Updated February 9, 2019
Working in a Group
Team based work is common place as it aims to capitalize on the strengths of multiple individuals to collaborate and get things done. However, any consistent involvement in an organized group setting–like at a workplace, volunteer center, or school, to only name a few–is like any small town. There is an opportunity to forge close relationships between members as a result of daily interactions. However, it doesn’t take much for individuals in the group to know when things are broken, policies seem unreasonable, or mistakes are made. It’s because of our “negativity bias” that we take note when things are “not right. ” When we understand how this bias works, we can overcome it with positive thinking.
The Impact of Negativity Bias
When we are immersed in a culture consisting of mostly unfavorable or at best neutral qualities, we naturally feel less supported, less safe, and less inclined to be generous or strive for the best. Additionally, when an individual fails to perceive much good in either the organization as a whole or in individual team members, the feeling is likely reciprocated by other staff and the sentiment is more likely to be amplified and perpetuated throughout the organization.

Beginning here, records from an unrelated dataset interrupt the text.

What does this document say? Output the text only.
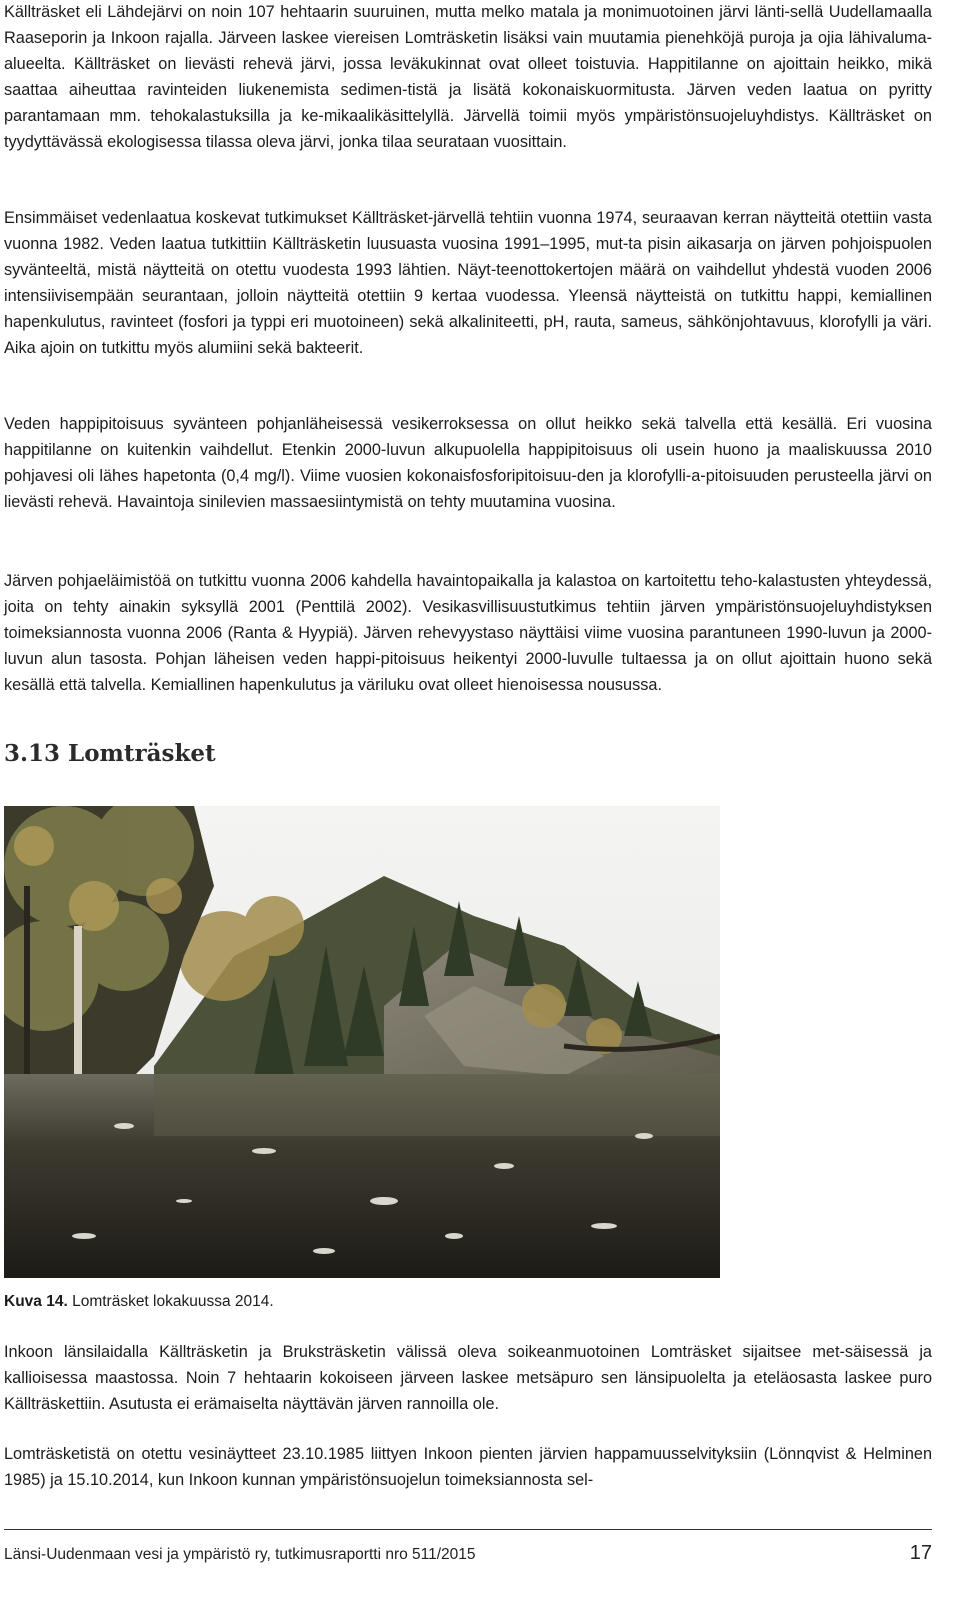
Källträsket eli Lähdejärvi on noin 107 hehtaarin suuruinen, mutta melko matala ja monimuotoinen järvi länti-sellä Uudellamaalla Raaseporin ja Inkoon rajalla. Järveen laskee viereisen Lomträsketin lisäksi vain muutamia pienehköjä puroja ja ojia lähivaluma-alueelta. Källträsket on lievästi rehevä järvi, jossa leväkukinnat ovat olleet toistuvia. Happitilanne on ajoittain heikko, mikä saattaa aiheuttaa ravinteiden liukenemista sedimen-tistä ja lisätä kokonaiskuormitusta. Järven veden laatua on pyritty parantamaan mm. tehokalastuksilla ja ke-mikaalikäsittelyllä. Järvellä toimii myös ympäristönsuojeluyhdistys. Källträsket on tyydyttävässä ekologisessa tilassa oleva järvi, jonka tilaa seurataan vuosittain.

Ensimmäiset vedenlaatua koskevat tutkimukset Källträsket-järvellä tehtiin vuonna 1974, seuraavan kerran näytteitä otettiin vasta vuonna 1982. Veden laatua tutkittiin Källträsketin luusuasta vuosina 1991–1995, mut-ta pisin aikasarja on järven pohjoispuolen syvänteeltä, mistä näytteitä on otettu vuodesta 1993 lähtien. Näyt-teenottokertojen määrä on vaihdellut yhdestä vuoden 2006 intensiivisempään seurantaan, jolloin näytteitä otettiin 9 kertaa vuodessa. Yleensä näytteistä on tutkittu happi, kemiallinen hapenkulutus, ravinteet (fosfori ja typpi eri muotoineen) sekä alkaliniteetti, pH, rauta, sameus, sähkönjohtavuus, klorofylli ja väri. Aika ajoin on tutkittu myös alumiini sekä bakteerit.

Veden happipitoisuus syvänteen pohjanläheisessä vesikerroksessa on ollut heikko sekä talvella että kesällä. Eri vuosina happitilanne on kuitenkin vaihdellut. Etenkin 2000-luvun alkupuolella happipitoisuus oli usein huono ja maaliskuussa 2010 pohjavesi oli lähes hapetonta (0,4 mg/l). Viime vuosien kokonaisfosforipitoisuu-den ja klorofylli-a-pitoisuuden perusteella järvi on lievästi rehevä. Havaintoja sinilevien massaesiintymistä on tehty muutamina vuosina.

Järven pohjaeläimistöä on tutkittu vuonna 2006 kahdella havaintopaikalla ja kalastoa on kartoitettu teho-kalastusten yhteydessä, joita on tehty ainakin syksyllä 2001 (Penttilä 2002). Vesikasvillisuustutkimus tehtiin järven ympäristönsuojeluyhdistyksen toimeksiannosta vuonna 2006 (Ranta & Hyypiä). Järven rehevyystaso näyttäisi viime vuosina parantuneen 1990-luvun ja 2000-luvun alun tasosta. Pohjan läheisen veden happi-pitoisuus heikentyi 2000-luvulle tultaessa ja on ollut ajoittain huono sekä kesällä että talvella. Kemiallinen hapenkulutus ja väriluku ovat olleet hienoisessa nousussa.

3.13 Lomträsket

Kuva 14. Lomträsket lokakuussa 2014.

Inkoon länsilaidalla Källträsketin ja Bruksträsketin välissä oleva soikeanmuotoinen Lomträsket sijaitsee met-säisessä ja kallioisessa maastossa. Noin 7 hehtaarin kokoiseen järveen laskee metsäpuro sen länsipuolelta ja eteläosasta laskee puro Källträskettiin. Asutusta ei erämaiselta näyttävän järven rannoilla ole.

Lomträsketistä on otettu vesinäytteet 23.10.1985 liittyen Inkoon pienten järvien happamuusselvityksiin (Lönnqvist & Helminen 1985) ja 15.10.2014, kun Inkoon kunnan ympäristönsuojelun toimeksiannosta sel-

Länsi-Uudenmaan vesi ja ympäristö ry, tutkimusraportti nro 511/2015	17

The Power of Recognizing Good Work
In contrast, it is uncommon for us to notice when someone doesn’t make a mistake. We just go about our day like nothing has happened. All too often, we forget that inside every organization and every town, there are very hardworking and diligent people who are doing great things every single day. Recognizing the good work of others is a simple but very powerful way to help them feel happier and more confident, and become more supportive and more productive in the organization. In turn, you will feel the same.
If life challenges occur and you’re unable to make drastic positive change, instead of focusing on what is wrong with your world start developing the habit of recognizing the good efforts of your co-workers. A sincere “good job” can improve work place satisfaction and fuel the drive towards positive organizational change.
Call to Action: Upon arrival to your group setting, make recognizing at least one positive thing in there the first thing you do. Pay attention to the team dynamics; do you notice a shift in positivity? While you are at it, transfer this skill to your personal life–your spouse, kids, friends, YOU–and see what type of growth comes from it!